How to accentuate the figures of a scientific paper (my first of series of science data visualization posts!)
After many years of grueling work in the laboratory, fighting with difficult cloning reactions, microscopy settings and Fiji plugins it’s finally time to summarize your data and produce powerful figures for a publication. Hurray! But this is a lot of work! There are 3 main challenges for your scientific visualization:
- Which visual display to choose?
- How to deliver the key message effectively?
- Establishing logic in your figures!
Although this describes the process in a linear way, it in reality is a rather chaotic procedure with lots of going back and forth. And all of us can learn still learn a lot of how to make most use of visual communication.Here, I will explain the steps of the entire process in little steps. As an example, I use a publication of my friend James who studies the origin of life and lipids* [FOOTNOTE ON FAT].
Part 1: Get an overview.
The ultimate goal of figures in publications is to leverage the amazing capabilities of our visual perception and allow readers to take in the data effortlessly – this requires a clear visual language that the reader can rapidly decode. The goal was to make James’ finding about the cholesterol-like role of hopanoids in bacteria more accessible.

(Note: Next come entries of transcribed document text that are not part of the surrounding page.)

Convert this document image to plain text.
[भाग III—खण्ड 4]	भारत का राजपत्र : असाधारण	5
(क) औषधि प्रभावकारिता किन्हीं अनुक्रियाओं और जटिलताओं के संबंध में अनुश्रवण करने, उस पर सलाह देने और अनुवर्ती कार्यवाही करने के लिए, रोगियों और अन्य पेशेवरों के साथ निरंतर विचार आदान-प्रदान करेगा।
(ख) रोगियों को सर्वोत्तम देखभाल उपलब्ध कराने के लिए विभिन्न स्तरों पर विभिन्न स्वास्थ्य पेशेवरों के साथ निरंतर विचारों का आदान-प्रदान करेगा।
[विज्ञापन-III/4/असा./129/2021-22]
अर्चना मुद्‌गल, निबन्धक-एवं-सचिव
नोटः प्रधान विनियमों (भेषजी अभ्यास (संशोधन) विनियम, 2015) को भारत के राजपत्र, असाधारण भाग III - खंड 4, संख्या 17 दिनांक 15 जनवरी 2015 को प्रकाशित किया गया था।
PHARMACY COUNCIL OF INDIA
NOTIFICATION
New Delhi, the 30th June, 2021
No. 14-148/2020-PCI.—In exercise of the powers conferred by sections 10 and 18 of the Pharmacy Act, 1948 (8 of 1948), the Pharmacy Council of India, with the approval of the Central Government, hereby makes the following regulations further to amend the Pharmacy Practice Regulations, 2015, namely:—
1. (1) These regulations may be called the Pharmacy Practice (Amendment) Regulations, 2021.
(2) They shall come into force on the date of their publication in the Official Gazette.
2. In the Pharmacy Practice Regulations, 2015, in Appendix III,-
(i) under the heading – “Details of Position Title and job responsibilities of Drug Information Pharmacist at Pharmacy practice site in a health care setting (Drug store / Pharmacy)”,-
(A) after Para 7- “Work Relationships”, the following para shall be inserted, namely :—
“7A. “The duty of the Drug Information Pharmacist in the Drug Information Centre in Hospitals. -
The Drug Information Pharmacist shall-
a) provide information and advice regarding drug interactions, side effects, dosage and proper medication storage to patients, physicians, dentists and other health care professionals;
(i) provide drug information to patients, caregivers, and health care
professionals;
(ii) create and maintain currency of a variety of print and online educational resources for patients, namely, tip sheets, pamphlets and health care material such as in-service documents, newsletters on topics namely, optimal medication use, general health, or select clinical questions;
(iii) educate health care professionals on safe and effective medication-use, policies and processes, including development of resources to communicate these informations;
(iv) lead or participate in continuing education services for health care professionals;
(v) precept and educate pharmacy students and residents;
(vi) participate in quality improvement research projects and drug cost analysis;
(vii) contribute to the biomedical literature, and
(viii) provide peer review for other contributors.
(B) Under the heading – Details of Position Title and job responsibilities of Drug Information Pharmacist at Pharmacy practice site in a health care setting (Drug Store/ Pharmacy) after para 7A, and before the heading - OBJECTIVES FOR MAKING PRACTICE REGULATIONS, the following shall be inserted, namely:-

- To get a quick overview, I put all figures next to each other, without explanatory text! Then, I determine how much I can already understand that way? Can I grasp the story?
- To assess if the data is presented in a scientific sound and clear way, I check the display-types: were the right display types chosen for this type of data? Are the errors indicated, the axes labeled and intersecting each other in a useful manner?
- Then I look at the color scheme and layout – do they guide the reader to the most important findings? Are labels and fonts consistent?
- Last, I squint my eyes and see if there are imbalances in data presentation, too much white space, too much dark space etc.
What I notice
- There are a couple of structures, many line charts and accompanying bar charts and some image data.
- The orange data stands out in all figures and indeed seems to have been chosen for the key data – it is the molecule of interest to the Saenz group, the cholesterol-analog hopanoid.
- In two parts the color scheme differs: 1. In the schematic drawing of membrane architecture and 2. in the line chart in the lower left hand corner.
- Also, in almost each chart the bars are of different thickness and the layout of the axes changes!
My next step
I take a pen and mark every little detail in the figures that I notice as worth checking. This helps me priorities my work of the make-over and helps me stat focused! More soon!
PS I found that this way of engaging with a publication also works as a fantastic quick way of reviewing a paper – and you might try this approach for one of your future reviews!